The same holds true with public policy. George W. Bush's harshest critics certainly understood this point when it came to 9/11. Their narrative holds that the Bush administration and its enablers, driven mad by 9/11, made wholesale changes to our constitutional order in the name of an elusive "security" that were unwarranted, counterproductive and immoral. I think that story is itself a kind of freakout -- for instance, I don't think the Patriot Act was overkill -- but anyone who has dealt with the absurdities of air travel in recent years knows the drawbacks of policy by freakout.
But now that we have the equivalent of an economic 9/11, much of the same crowd sees its chance to lock in ideas that would be unthinkable during saner times, this time in the name of "economic security." As Rahm Emanuel, President-elect Barack Obama's incoming chief of staff, said last month, "You never want a serious crisis to go to waste; it's an opportunity to do important things that you would otherwise avoid."
So much for "the only thing we have to fear is fear itself."
Contrary as it might seem these days, economic knowledge is cumulative. We know things today that we didn't know 50 or 100 years ago. As Christopher DeMuth, outgoing president of the American Enterprise Institute, noted in a recent speech, we know that tightening the money supply at a moment like this is among the worst things you can do. The United States tightened money at the dawn of the Great Depression, and that's one of the reasons it was "Great." Today, based on that knowledge, we're doing the opposite. And that know-how is more valuable than the all the cash in the Treasury.

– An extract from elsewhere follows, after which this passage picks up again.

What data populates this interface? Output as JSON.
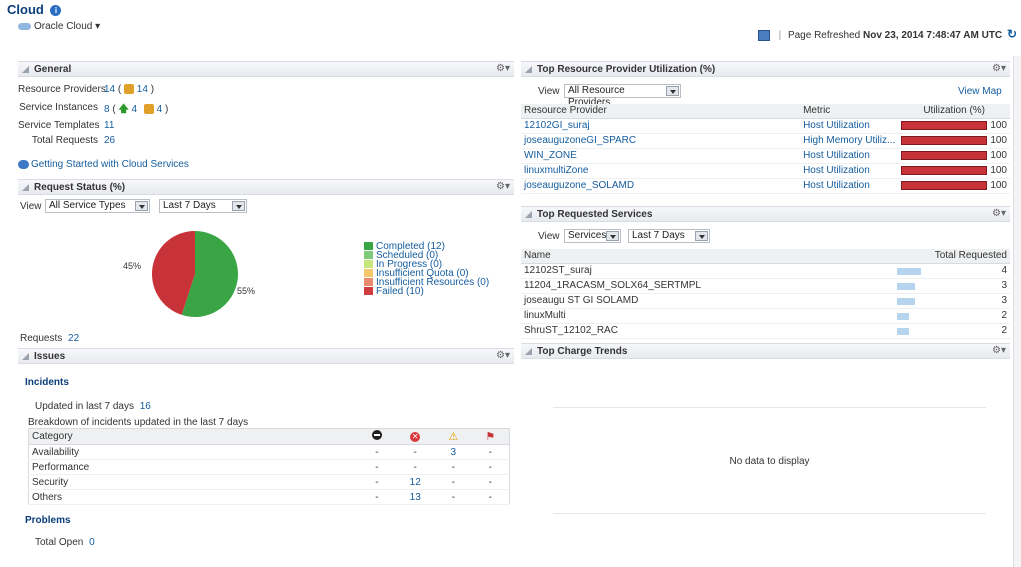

And the more we know, the richer we get. If you plotted a trend line of Western prosperity since the dawn of capitalism, you'd see a line moving reliably upward over centuries. Zoom in close on any given period and the more jagged the line appears, zigging up and zagging down like a stock that's volatile on a given day, but trending steadily upward over the year.

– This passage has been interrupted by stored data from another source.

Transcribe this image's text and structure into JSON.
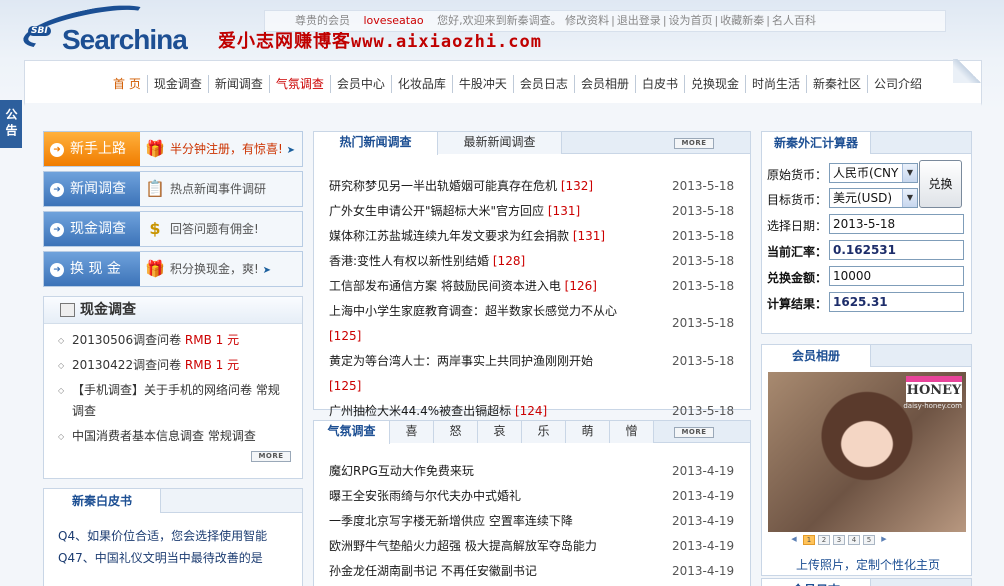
{
  "header": {
    "logo_badge": "SBI",
    "logo_text": "Searchina",
    "blog_cn": "爱小志网赚博客",
    "blog_url": "www.aixiaozhi.com",
    "userbar": {
      "greeting_prefix": "尊贵的会员",
      "username": "loveseatao",
      "greeting_suffix": "您好,欢迎来到新秦调查。",
      "links": [
        "修改资料",
        "退出登录",
        "设为首页",
        "收藏新秦",
        "名人百科"
      ]
    }
  },
  "nav": {
    "items": [
      "首 页",
      "现金调查",
      "新闻调查",
      "气氛调查",
      "会员中心",
      "化妆品库",
      "牛股冲天",
      "会员日志",
      "会员相册",
      "白皮书",
      "兑换现金",
      "时尚生活",
      "新秦社区",
      "公司介绍"
    ]
  },
  "notice": {
    "label": "公告"
  },
  "quick_links": [
    {
      "button": "新手上路",
      "icon": "gift-person-icon",
      "text": "半分钟注册，有惊喜!"
    },
    {
      "button": "新闻调查",
      "icon": "clipboard-icon",
      "text": "热点新闻事件调研"
    },
    {
      "button": "现金调查",
      "icon": "dollar-icon",
      "text": "回答问题有佣金!"
    },
    {
      "button": "换 现 金",
      "icon": "gift-box-icon",
      "text": "积分换现金，爽!"
    }
  ],
  "cash_survey": {
    "title": "现金调查",
    "items": [
      {
        "text": "20130506调查问卷 ",
        "reward": "RMB 1 元"
      },
      {
        "text": "20130422调查问卷 ",
        "reward": "RMB 1 元"
      },
      {
        "text": "【手机调查】关于手机的网络问卷 常规调查",
        "reward": ""
      },
      {
        "text": "中国消费者基本信息调查 常规调查",
        "reward": ""
      }
    ],
    "more": "MORE"
  },
  "whitepaper": {
    "title": "新秦白皮书",
    "items": [
      "Q4、如果价位合适，您会选择使用智能",
      "Q47、中国礼仪文明当中最待改善的是"
    ]
  },
  "hot_news": {
    "tabs": [
      "热门新闻调查",
      "最新新闻调查"
    ],
    "more": "MORE",
    "items": [
      {
        "title": "研究称梦见另一半出轨婚姻可能真存在危机",
        "count": "[132]",
        "date": "2013-5-18"
      },
      {
        "title": "广外女生申请公开\"镉超标大米\"官方回应",
        "count": "[131]",
        "date": "2013-5-18"
      },
      {
        "title": "媒体称江苏盐城连续九年发文要求为红会捐款",
        "count": "[131]",
        "date": "2013-5-18"
      },
      {
        "title": "香港:变性人有权以新性别结婚",
        "count": "[128]",
        "date": "2013-5-18"
      },
      {
        "title": "工信部发布通信方案 将鼓励民间资本进入电",
        "count": "[126]",
        "date": "2013-5-18"
      },
      {
        "title": "上海中小学生家庭教育调查：超半数家长感觉力不从心",
        "count": "[125]",
        "date": "2013-5-18"
      },
      {
        "title": "黄定为等台湾人士：两岸事实上共同护渔刚刚开始",
        "count": "[125]",
        "date": "2013-5-18"
      },
      {
        "title": "广州抽检大米44.4%被查出镉超标",
        "count": "[124]",
        "date": "2013-5-18"
      }
    ]
  },
  "mood_survey": {
    "tabs": [
      "气氛调查",
      "喜",
      "怒",
      "哀",
      "乐",
      "萌",
      "憎"
    ],
    "more": "MORE",
    "items": [
      {
        "title": "魔幻RPG互动大作免费来玩",
        "date": "2013-4-19"
      },
      {
        "title": "曝王全安张雨绮与尔代夫办中式婚礼",
        "date": "2013-4-19"
      },
      {
        "title": "一季度北京写字楼无新增供应 空置率连续下降",
        "date": "2013-4-19"
      },
      {
        "title": "欧洲野牛气垫船火力超强 极大提高解放军夺岛能力",
        "date": "2013-4-19"
      },
      {
        "title": "孙金龙任湖南副书记 不再任安徽副书记",
        "date": "2013-4-19"
      }
    ]
  },
  "fx_calc": {
    "title": "新秦外汇计算器",
    "source_label": "原始货币：",
    "source_value": "人民币(CNY",
    "target_label": "目标货币：",
    "target_value": "美元(USD)",
    "convert_label": "兑换",
    "date_label": "选择日期：",
    "date_value": "2013-5-18",
    "rate_label": "当前汇率：",
    "rate_value": "0.162531",
    "amount_label": "兑换金额：",
    "amount_value": "10000",
    "result_label": "计算结果：",
    "result_value": "1625.31"
  },
  "album": {
    "title": "会员相册",
    "badge": "HONEY",
    "badge_caption": "daisy-honey.com",
    "pages": [
      "1",
      "2",
      "3",
      "4",
      "5"
    ],
    "active_page": "1",
    "upload_text": "上传照片，定制个性化主页"
  },
  "member_log": {
    "title": "会员日志"
  }
}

Look at that line from, say, 1929 to 1939, and sure, there was a lot more zagging down than zigging up. But in part that's because policymakers thought the crisis was proof that capitalism itself had been discredited.
Today you can hear similar talk from a chorus of progressives, convinced that laissez-faire is dead and we must now rethink everything, reinvent our economic order or return to what New York Times columnist Paul Krugman calls "New Deal economics."
By all means let the nation do what it must to keep the downward dip as short and shallow as possible. But let's not, in a quest for security, abandon good habits and forget the hard-learned lessons that have given us so much.